Спросили бы они мою мать, они знали бы, что мне там не место. Матери всегда казалось, что я тихоня и слишком многое терпеливо сношу. Ее отец был чахоточный сапожник, но он, когда ему что-то было не по нутру, без разбора швырялся сапогами. Бабушка однажды швырнула в ответ керосиновую лампу и угодила в его увеличительную линзу; ну и лупили же они друг друга, а умерли оба очень рано. Моего отца строго предупредили за то, что он сунул Блейке Таммса в мешок и вздернул воротом под самую крышу склада они спорили, нарушается у селедок равновесие или нет.

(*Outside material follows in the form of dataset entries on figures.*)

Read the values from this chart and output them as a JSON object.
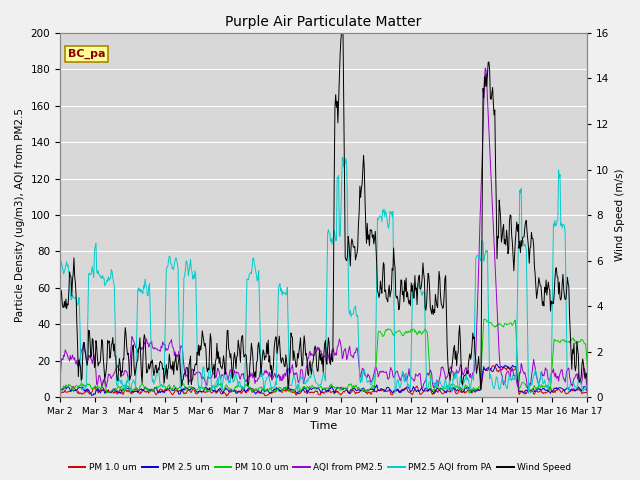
{
  "title": "Purple Air Particulate Matter",
  "xlabel": "Time",
  "ylabel_left": "Particle Density (ug/m3), AQI from PM2.5",
  "ylabel_right": "Wind Speed (m/s)",
  "annotation": "BC_pa",
  "ylim_left": [
    0,
    200
  ],
  "ylim_right": [
    0,
    16
  ],
  "yticks_left": [
    0,
    20,
    40,
    60,
    80,
    100,
    120,
    140,
    160,
    180,
    200
  ],
  "yticks_right": [
    0,
    2,
    4,
    6,
    8,
    10,
    12,
    14,
    16
  ],
  "xtick_labels": [
    "Mar 2",
    "Mar 3",
    "Mar 4",
    "Mar 5",
    "Mar 6",
    "Mar 7",
    "Mar 8",
    "Mar 9",
    "Mar 10",
    "Mar 11",
    "Mar 12",
    "Mar 13",
    "Mar 14",
    "Mar 15",
    "Mar 16",
    "Mar 17"
  ],
  "legend_entries": [
    {
      "label": "PM 1.0 um",
      "color": "#cc0000"
    },
    {
      "label": "PM 2.5 um",
      "color": "#0000cc"
    },
    {
      "label": "PM 10.0 um",
      "color": "#00cc00"
    },
    {
      "label": "AQI from PM2.5",
      "color": "#9900cc"
    },
    {
      "label": "PM2.5 AQI from PA",
      "color": "#00cccc"
    },
    {
      "label": "Wind Speed",
      "color": "#000000"
    }
  ],
  "bg_color": "#d8d8d8",
  "fig_bg": "#f0f0f0",
  "grid_color": "#ffffff",
  "n_points": 720,
  "n_days": 15
}
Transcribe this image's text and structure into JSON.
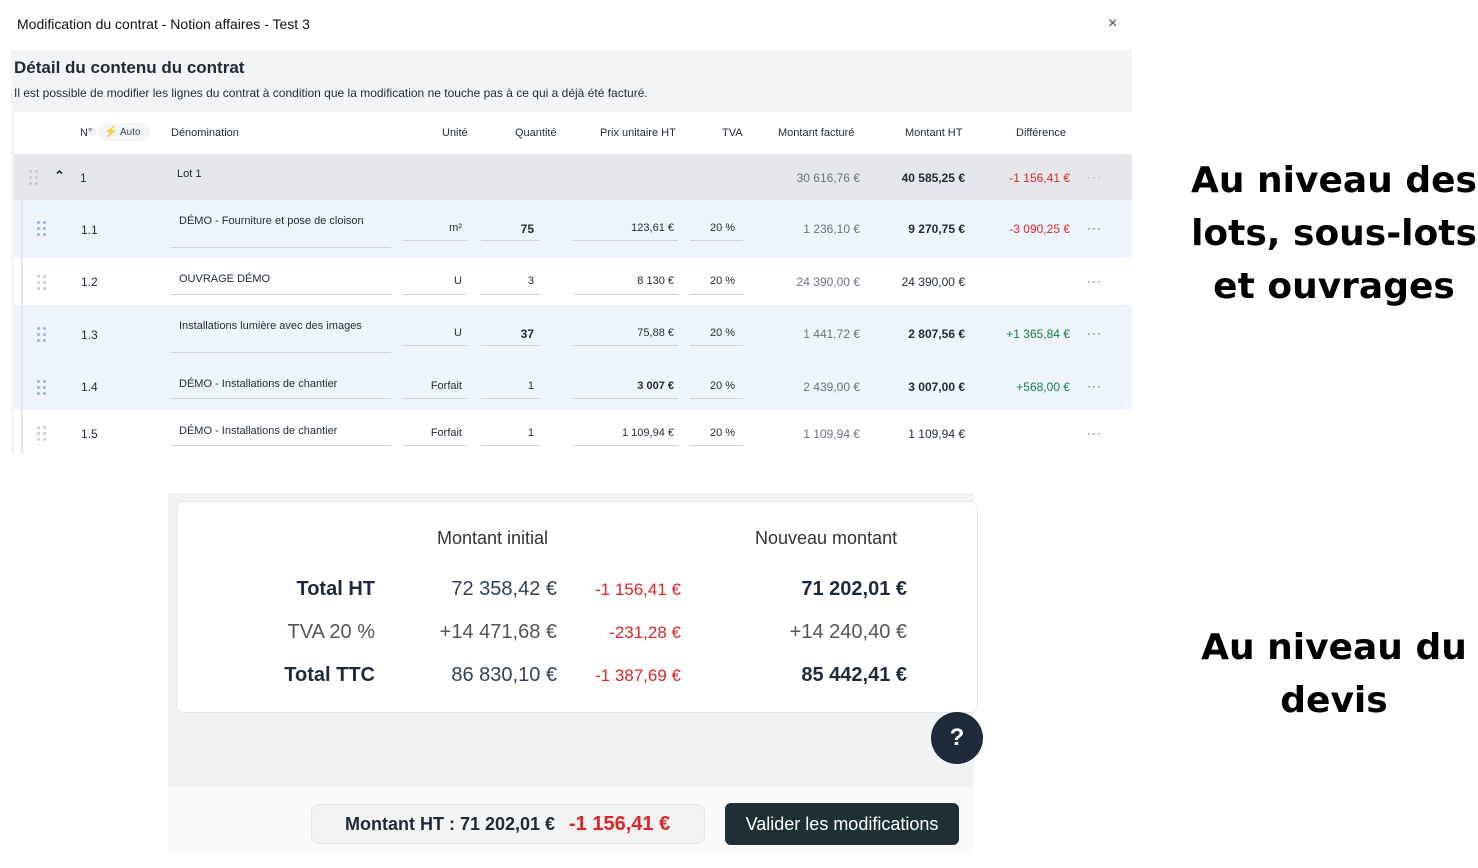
{
  "modal": {
    "title": "Modification du contrat - Notion affaires - Test 3",
    "close_glyph": "×"
  },
  "section": {
    "title": "Détail du contenu du contrat",
    "description": "Il est possible de modifier les lignes du contrat à condition que la modification ne touche pas à ce qui a déjà été facturé."
  },
  "table": {
    "headers": {
      "num": "N°",
      "auto": "Auto",
      "denomination": "Dénomination",
      "unit": "Unité",
      "quantity": "Quantité",
      "unit_price": "Prix unitaire HT",
      "vat": "TVA",
      "invoiced": "Montant facturé",
      "amount": "Montant HT",
      "difference": "Différence"
    },
    "lot": {
      "number": "1",
      "name": "Lot 1",
      "invoiced": "30 616,76 €",
      "amount": "40 585,25 €",
      "difference": "-1 156,41 €",
      "actions": "···"
    },
    "rows": [
      {
        "number": "1.1",
        "name": "DÉMO - Fourniture et pose de cloison",
        "unit": "m²",
        "quantity": "75",
        "unit_price": "123,61 €",
        "vat": "20 %",
        "invoiced": "1 236,10 €",
        "amount": "9 270,75 €",
        "difference": "-3 090,25 €",
        "actions": "···"
      },
      {
        "number": "1.2",
        "name": "OUVRAGE DÉMO",
        "unit": "U",
        "quantity": "3",
        "unit_price": "8 130 €",
        "vat": "20 %",
        "invoiced": "24 390,00 €",
        "amount": "24 390,00 €",
        "difference": "",
        "actions": "···"
      },
      {
        "number": "1.3",
        "name": "Installations lumière avec des images",
        "unit": "U",
        "quantity": "37",
        "unit_price": "75,88 €",
        "vat": "20 %",
        "invoiced": "1 441,72 €",
        "amount": "2 807,56 €",
        "difference": "+1 365,84 €",
        "actions": "···"
      },
      {
        "number": "1.4",
        "name": "DÉMO - Installations de chantier",
        "unit": "Forfait",
        "quantity": "1",
        "unit_price": "3 007 €",
        "vat": "20 %",
        "invoiced": "2 439,00 €",
        "amount": "3 007,00 €",
        "difference": "+568,00 €",
        "actions": "···"
      },
      {
        "number": "1.5",
        "name": "DÉMO - Installations de chantier",
        "unit": "Forfait",
        "quantity": "1",
        "unit_price": "1 109,94 €",
        "vat": "20 %",
        "invoiced": "1 109,94 €",
        "amount": "1 109,94 €",
        "difference": "",
        "actions": "···"
      }
    ]
  },
  "summary": {
    "col_initial": "Montant initial",
    "col_new": "Nouveau montant",
    "lines": [
      {
        "label": "Total HT",
        "initial": "72 358,42 €",
        "delta": "-1 156,41 €",
        "new": "71 202,01 €"
      },
      {
        "label": "TVA 20 %",
        "initial": "+14 471,68 €",
        "delta": "-231,28 €",
        "new": "+14 240,40 €"
      },
      {
        "label": "Total TTC",
        "initial": "86 830,10 €",
        "delta": "-1 387,69 €",
        "new": "85 442,41 €"
      }
    ]
  },
  "footer": {
    "amount_label": "Montant HT : 71 202,01 €",
    "delta": "-1 156,41 €",
    "validate_label": "Valider les modifications",
    "help_label": "?"
  },
  "annotations": {
    "top_lines": [
      "Au niveau des",
      "lots, sous-lots",
      "et ouvrages"
    ],
    "bottom_lines": [
      "Au niveau du",
      "devis"
    ]
  },
  "colors": {
    "negative": "#dc2626",
    "positive": "#15803d",
    "primary_dark": "#1e3036",
    "row_highlight": "#eef4fd"
  }
}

На моего брата тоже никто не смел нападать; он бил обидчика сразу обеими ладонями по ушам, а это, читал он, весьма вредно для здоровья; что ж, его и вправду один тип так избил однажды, что он надолго потерял здоровье.

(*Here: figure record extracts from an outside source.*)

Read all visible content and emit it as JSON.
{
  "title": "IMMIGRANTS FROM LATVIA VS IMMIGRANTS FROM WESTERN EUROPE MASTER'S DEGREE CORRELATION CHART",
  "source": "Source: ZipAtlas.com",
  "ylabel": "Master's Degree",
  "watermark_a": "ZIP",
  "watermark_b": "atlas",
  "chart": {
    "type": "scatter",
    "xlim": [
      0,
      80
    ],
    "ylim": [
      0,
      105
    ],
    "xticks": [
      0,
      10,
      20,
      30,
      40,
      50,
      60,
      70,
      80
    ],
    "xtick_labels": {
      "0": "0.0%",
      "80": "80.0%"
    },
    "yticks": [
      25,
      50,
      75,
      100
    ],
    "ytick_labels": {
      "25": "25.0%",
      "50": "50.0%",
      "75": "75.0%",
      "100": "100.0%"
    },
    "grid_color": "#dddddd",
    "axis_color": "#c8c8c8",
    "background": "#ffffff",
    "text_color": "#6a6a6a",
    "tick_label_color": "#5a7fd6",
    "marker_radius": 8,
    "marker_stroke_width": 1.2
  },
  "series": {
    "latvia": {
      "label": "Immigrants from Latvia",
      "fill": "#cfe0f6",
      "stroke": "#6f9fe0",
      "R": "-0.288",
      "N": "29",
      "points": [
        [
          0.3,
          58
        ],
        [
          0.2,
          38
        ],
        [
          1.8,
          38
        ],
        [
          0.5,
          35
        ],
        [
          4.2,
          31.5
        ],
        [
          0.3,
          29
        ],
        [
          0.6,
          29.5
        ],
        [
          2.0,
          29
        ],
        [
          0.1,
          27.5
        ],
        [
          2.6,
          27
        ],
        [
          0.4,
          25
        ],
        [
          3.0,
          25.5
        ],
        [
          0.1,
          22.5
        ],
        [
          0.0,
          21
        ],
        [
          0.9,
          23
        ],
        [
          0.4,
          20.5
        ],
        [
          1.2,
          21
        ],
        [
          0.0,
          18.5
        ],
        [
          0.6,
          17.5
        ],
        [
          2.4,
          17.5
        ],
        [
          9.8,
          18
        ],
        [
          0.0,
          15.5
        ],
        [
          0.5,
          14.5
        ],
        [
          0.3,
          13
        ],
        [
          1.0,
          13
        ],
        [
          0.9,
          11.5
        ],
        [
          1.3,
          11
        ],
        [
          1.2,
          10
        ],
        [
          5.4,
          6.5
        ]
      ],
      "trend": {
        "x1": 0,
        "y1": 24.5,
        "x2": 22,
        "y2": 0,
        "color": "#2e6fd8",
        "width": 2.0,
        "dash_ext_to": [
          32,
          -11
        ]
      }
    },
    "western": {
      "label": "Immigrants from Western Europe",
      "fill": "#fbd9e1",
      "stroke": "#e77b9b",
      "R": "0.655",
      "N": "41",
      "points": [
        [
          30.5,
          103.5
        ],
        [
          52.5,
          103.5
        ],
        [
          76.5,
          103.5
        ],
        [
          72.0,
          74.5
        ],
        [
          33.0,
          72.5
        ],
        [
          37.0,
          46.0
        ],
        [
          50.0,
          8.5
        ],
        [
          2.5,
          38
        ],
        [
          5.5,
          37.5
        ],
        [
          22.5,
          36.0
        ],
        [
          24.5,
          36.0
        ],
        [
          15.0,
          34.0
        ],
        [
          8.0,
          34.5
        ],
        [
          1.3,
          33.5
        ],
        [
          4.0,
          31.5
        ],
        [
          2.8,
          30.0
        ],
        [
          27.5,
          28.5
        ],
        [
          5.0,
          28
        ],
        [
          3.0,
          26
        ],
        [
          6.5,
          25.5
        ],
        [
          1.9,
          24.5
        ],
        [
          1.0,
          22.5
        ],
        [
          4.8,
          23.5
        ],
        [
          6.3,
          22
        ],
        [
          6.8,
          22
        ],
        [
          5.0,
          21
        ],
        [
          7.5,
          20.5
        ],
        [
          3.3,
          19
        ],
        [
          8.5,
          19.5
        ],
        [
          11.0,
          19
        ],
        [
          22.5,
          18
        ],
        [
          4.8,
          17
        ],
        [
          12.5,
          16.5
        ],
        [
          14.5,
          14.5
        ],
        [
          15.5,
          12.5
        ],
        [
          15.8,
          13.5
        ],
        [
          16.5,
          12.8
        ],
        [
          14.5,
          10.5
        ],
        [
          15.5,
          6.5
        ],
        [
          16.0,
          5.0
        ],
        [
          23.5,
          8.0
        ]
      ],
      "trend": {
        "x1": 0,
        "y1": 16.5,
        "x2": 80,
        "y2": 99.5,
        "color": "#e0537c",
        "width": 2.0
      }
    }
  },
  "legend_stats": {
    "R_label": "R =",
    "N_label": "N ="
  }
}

С такими родственниками матери надо бы радоваться, что я человек деликатный, но я был, на ее взгляд, тихоней. Узнай она, что я в бараке дебоширов, ее бы это так же ошеломило, как ошеломило меня самого. Я диву давался на себя и на ход событий, который привел меня в этот барак, и я диву давался на моих новых товарищей. Они были усердными, как никто другой в лагере. У них водились платяные щетки, и они пускали их в ход. Их санбригада клопоморов успешно и без лишних слов выполняла свою работу. У них была бригада водоносов и тазы, у которых никто не толкался. Они играли в шахматы, и, кто забывал, что споры запрещены, тот в укромном уголке получал основательное напоминание. Причину моего появления у них они признали уважительной, что избавило меня, как я узнал, от вступительной взбучки в «уголке успокоения».